Rinaldo
Menjelang pelaksanaan pemilihan presiden mendatang, makin rajin saja politisi kita mengutip adagium yang sangat populer di Eropa pada abad pertengahan. Adagium itu berbunyi vox populi vox dei, yang artinya: Suara rakyat adalah suara Tuhan.
Kutipan berbahasa Latin itu terus-menerus diulang dan didengungkan, bahwa pemilihan umum adalah saatnya rakyat menentukan pilihan dan masa depannya. Apa pun pilihan rakyat, tak bisa digugat, karena itu adalah juga kehendak Tuhan.
Munculnya kalimat pendek itu sebenarnya dilatari oleh kezaliman Raja Louis XIV dari Prancis (1643-1715), yang selalu berkata dengan pongahnya sampai menjadi termasyhur, yaitu: L’etat c’est moi, hukum itu adalah saya!
Pernyataan ini jelas mengandung makna bahwa dirinya identik dengan Tuhan atau dapat diartikan bahwa segala sesuatu yang keluar dari dirinya, pastilah mewakili Tuhan. Maka, sebagai reaksi terhadap ekspresi itu, orang kemudian menempatkan adagium lain, vox populi vox dei.
Dalam konteks kekinian, sah-sah saja menggunakan adagium itu, khususnya di gelanggang politik, walaupun banyak pertanyaan menyangkut hal ini. Misalnya, kalau memang suara rakyat adalah suara Tuhan, apakah Tuhan ikut bersalah karena rakyat telah membiarkan Soeharto menjadi presiden selama tiga dasawarsa? Dan, apakah Tuhan ikut pula bersama rakyat saat Soeharto ditumbangkan?
Contoh lainnya, dalam sebuah pemilihan kepala desa, ketika seorang calon terpilih karena membagi-bagi uang pada penduduk, apakah Tuhan juga bisa disuap? Ketika kepala desa tersebut melakukan korupsi, apakah Tuhan bisa dipersalahkan? Tapi, biarlah itu menjadi polemik di kalangan politisi, karena tulisan ini lebih kepada penggunaan adagium tersebut dalam konteks ilmu hukum.
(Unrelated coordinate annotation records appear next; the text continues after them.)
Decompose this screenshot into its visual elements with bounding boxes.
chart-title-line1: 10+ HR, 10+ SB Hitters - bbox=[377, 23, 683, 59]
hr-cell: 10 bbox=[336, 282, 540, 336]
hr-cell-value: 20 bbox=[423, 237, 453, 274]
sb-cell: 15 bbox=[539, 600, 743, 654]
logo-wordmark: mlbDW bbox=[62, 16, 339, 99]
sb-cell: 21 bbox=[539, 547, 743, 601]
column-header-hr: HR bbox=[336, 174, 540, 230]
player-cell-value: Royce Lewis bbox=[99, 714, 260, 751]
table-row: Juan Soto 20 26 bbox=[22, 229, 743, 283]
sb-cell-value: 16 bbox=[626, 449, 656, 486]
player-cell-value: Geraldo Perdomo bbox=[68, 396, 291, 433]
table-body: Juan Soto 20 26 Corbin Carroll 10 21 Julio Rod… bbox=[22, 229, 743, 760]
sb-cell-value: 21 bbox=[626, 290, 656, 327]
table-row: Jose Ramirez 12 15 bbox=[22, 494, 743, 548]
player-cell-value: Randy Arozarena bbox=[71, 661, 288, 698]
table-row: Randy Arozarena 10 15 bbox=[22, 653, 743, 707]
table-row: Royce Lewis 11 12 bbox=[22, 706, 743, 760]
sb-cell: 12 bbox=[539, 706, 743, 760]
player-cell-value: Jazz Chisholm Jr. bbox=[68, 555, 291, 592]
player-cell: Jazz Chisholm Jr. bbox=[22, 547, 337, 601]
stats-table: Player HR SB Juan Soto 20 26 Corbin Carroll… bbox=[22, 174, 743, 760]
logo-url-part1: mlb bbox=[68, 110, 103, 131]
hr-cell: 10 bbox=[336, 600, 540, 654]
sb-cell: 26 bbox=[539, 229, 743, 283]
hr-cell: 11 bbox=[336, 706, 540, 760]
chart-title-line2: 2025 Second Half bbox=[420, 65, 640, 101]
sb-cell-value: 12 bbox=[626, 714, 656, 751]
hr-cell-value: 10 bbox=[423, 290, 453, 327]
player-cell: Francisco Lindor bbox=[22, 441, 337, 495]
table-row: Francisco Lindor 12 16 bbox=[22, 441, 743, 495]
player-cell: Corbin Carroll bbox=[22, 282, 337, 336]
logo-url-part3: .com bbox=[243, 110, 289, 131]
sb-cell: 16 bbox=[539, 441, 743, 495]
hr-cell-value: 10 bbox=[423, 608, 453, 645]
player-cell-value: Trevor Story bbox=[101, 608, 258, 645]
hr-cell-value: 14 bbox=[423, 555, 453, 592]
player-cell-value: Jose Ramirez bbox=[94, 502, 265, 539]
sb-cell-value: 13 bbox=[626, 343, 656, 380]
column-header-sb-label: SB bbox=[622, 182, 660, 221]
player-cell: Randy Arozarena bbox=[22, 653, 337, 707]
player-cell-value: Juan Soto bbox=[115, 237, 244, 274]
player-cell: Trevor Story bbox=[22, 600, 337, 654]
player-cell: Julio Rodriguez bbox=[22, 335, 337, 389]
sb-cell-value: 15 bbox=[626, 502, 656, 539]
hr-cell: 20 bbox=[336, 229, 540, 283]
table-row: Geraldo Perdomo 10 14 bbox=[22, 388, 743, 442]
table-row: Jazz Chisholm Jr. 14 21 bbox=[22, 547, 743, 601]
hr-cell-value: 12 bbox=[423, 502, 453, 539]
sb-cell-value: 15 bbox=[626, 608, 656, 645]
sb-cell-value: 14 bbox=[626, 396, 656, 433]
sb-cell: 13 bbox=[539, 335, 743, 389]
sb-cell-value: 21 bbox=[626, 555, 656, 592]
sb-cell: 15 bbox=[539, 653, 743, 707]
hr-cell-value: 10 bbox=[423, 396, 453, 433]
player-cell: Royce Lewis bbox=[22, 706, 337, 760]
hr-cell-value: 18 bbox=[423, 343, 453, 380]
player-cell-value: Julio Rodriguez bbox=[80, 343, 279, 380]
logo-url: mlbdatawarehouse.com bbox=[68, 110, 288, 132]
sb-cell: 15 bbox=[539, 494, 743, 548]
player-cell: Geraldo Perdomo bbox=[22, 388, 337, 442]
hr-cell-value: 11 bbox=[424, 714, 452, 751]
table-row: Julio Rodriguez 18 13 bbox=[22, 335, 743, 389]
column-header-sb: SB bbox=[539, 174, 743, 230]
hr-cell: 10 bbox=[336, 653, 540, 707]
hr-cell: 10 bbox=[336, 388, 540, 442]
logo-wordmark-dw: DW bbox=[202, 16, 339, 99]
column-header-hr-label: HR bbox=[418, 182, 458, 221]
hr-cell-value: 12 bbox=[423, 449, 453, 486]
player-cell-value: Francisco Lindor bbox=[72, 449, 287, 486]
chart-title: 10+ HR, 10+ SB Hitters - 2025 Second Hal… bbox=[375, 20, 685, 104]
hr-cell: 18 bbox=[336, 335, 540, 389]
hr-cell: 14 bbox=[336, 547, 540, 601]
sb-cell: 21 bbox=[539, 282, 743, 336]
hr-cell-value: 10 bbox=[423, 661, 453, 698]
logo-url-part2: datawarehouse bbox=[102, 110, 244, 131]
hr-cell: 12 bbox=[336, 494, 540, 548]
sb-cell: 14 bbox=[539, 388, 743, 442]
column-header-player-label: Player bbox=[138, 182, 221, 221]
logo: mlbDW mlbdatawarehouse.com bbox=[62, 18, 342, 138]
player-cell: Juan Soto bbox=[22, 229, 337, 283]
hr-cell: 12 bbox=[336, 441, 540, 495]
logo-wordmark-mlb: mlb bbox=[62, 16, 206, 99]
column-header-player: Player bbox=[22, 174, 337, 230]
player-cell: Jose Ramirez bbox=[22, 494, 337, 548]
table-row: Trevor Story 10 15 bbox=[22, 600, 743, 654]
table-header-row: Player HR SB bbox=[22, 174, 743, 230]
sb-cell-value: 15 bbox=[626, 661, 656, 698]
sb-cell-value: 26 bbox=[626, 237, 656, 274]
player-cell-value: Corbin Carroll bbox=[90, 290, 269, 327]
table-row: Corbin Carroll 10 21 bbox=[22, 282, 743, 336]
Pasalnya, dalam penerapan hukum pun, adagium ini sering dipakai, meski tidak secara langsung diucapkan. Padahal, dalam penerapan hukum, cara pikir tersebut harus diharamkan. Suara rakyat tidak serta merta (mestinya) menjadi hukum, tanpa adanya bukti yang kuat.
Dalam bukunya berjudul Peradilan yang Sesat (Grafiti Pers, 1983), Hermann Mostar berkisah. Pada tahun 1854 di Kota Eldagsen, Hannover, Jerman, seorang wanita bernama Charlotte Hartmann ditemukan tewas terbunuh. Sejumlah perhiasan dan uang milik korban raib. Kasus ini membuat gempar lantaran desa itu dikenal sangat aman dan penduduknya saling kenal. Karena itu, tiba-tiba saja muncul tuduhan pada dua orang pria semata-mata karena keduanya dikenal sebagai warga yang suka mencuri dan berpenampilan tak sedap.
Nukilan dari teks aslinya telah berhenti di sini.